I conclude, therefore, the sentences “ should be sustained on the ground that [they were] sought by defendant[s] and freely taken as part of a bargain which was struck for the [defendants ’] benefit.” (People v. Foster, supra, at p. 154.)
Chief Judge Fuld and Judges Burke and Bergan concur with Judge Gibson; Judge Jasen dissents and votes to reverse in a separate opinion in which Judges Scileppi and Breitel concur.
Orders affirmed.
. Robbery in the first degree, a class B felony, is punishable by a maximum term of 25 years. (Penal Law, § 70.00, subd. 2, par. [b]; § 70.20, subd. 1; § 160.15.)

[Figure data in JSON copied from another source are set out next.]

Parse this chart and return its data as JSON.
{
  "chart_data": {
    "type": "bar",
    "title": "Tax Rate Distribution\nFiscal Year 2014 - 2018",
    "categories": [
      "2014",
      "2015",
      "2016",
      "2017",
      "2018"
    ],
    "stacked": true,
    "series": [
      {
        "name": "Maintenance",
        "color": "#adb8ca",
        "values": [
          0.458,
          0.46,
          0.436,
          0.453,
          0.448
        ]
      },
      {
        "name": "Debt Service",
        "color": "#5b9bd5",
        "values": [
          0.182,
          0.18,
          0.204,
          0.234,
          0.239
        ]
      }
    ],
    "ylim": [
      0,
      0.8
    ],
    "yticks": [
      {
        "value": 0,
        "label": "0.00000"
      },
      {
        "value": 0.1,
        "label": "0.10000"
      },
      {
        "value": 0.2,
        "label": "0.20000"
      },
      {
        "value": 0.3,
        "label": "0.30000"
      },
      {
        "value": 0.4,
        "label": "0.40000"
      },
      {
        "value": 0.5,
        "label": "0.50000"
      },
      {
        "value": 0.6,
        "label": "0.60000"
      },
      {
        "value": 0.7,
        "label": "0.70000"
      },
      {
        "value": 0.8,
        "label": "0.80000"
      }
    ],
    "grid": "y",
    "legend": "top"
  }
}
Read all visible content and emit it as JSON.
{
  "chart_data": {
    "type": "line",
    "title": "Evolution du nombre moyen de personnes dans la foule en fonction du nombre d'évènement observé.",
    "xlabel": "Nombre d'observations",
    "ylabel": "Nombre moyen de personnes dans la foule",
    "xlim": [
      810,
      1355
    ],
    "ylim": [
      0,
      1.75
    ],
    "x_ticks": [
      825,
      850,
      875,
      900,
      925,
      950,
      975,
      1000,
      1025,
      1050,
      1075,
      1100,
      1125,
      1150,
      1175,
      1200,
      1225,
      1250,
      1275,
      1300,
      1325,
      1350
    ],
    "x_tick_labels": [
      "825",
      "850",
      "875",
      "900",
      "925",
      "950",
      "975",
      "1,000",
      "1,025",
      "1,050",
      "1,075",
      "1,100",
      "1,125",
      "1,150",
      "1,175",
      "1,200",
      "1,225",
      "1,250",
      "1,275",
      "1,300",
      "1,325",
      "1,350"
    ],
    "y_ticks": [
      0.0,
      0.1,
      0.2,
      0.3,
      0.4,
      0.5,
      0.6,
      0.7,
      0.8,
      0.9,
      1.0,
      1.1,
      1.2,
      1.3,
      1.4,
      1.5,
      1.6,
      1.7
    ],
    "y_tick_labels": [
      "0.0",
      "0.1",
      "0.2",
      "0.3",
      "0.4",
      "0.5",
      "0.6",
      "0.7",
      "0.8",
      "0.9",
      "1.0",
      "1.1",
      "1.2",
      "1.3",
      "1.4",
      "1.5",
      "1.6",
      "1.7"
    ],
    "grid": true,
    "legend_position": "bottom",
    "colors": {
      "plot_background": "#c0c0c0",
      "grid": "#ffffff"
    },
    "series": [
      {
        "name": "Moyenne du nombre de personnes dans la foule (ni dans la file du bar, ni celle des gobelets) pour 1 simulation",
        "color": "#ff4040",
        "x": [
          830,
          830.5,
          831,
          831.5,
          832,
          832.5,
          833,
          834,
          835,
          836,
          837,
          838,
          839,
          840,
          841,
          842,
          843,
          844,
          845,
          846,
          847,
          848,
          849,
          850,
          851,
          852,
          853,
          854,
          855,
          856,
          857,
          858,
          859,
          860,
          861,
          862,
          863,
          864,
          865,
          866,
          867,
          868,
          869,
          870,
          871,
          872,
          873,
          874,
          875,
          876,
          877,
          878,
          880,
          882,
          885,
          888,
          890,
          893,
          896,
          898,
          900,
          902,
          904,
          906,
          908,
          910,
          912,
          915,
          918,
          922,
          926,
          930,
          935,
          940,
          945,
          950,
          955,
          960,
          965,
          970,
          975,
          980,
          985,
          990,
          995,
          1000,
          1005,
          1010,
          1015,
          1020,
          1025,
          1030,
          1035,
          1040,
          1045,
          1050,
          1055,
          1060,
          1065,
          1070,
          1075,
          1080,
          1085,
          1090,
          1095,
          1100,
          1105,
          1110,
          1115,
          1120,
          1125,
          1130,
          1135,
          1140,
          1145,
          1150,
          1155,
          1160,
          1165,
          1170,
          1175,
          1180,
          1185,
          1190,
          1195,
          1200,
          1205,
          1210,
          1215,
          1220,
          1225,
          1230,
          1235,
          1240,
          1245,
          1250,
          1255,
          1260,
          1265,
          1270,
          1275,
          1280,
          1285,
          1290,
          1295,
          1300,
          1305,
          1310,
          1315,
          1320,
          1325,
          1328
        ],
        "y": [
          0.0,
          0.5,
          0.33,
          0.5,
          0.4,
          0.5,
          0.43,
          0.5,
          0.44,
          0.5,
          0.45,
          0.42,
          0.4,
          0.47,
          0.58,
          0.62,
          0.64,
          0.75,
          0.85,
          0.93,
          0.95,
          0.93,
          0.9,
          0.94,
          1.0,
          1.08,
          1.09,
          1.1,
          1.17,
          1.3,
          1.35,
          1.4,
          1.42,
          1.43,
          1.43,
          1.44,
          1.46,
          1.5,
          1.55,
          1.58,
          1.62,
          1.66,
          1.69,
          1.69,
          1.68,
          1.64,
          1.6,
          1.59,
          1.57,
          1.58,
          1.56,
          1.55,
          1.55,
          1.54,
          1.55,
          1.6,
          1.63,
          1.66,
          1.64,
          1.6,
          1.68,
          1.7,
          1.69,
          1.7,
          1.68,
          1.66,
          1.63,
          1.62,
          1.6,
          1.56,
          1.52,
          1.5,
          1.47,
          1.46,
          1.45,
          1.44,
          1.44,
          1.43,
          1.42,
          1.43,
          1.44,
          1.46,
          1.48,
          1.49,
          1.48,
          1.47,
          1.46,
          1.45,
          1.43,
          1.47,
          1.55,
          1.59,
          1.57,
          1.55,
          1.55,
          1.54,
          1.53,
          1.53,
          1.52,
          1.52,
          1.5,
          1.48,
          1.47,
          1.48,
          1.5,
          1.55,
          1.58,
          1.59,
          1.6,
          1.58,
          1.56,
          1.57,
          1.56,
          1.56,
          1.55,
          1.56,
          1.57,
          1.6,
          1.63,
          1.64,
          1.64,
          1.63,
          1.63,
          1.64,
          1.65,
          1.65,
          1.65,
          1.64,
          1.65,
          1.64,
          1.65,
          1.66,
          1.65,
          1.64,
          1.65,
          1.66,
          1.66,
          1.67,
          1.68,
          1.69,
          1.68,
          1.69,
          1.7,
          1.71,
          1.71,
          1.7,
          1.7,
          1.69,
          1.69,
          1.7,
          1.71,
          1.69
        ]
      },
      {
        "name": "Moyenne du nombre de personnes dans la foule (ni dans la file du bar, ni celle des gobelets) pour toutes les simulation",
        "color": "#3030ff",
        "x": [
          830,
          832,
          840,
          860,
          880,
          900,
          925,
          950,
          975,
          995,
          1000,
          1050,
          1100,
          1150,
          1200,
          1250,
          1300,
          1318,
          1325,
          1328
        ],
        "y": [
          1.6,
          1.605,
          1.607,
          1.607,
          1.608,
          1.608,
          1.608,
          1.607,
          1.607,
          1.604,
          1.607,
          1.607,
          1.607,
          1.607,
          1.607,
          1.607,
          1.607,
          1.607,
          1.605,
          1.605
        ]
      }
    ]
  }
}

. Cf. Brady v. United States (397 U. S. 742, 751-753), in which the Supreme Court in holding that a plea of guilty entered to limit the possible punishment was not for that reason compelled within the meaning of the Fifth Amendment, implicitly recognized that the resources of the criminal justice system would be severely overburdened if guilty pleas based on the expectation of a lesser penalty were forbidden.
. The imposition of a one-year sentence of imprisonment had the effect of a misdemeanor sentence, which barred the use of the felony as a predicate for recidivist treatment. (Penal Law, § 70.10, subd. 1, par. [b], cl. [i].)
. Sixteenth Annual Report of N. Y. Judicial Conference, 1971, p. A 96, Table 30.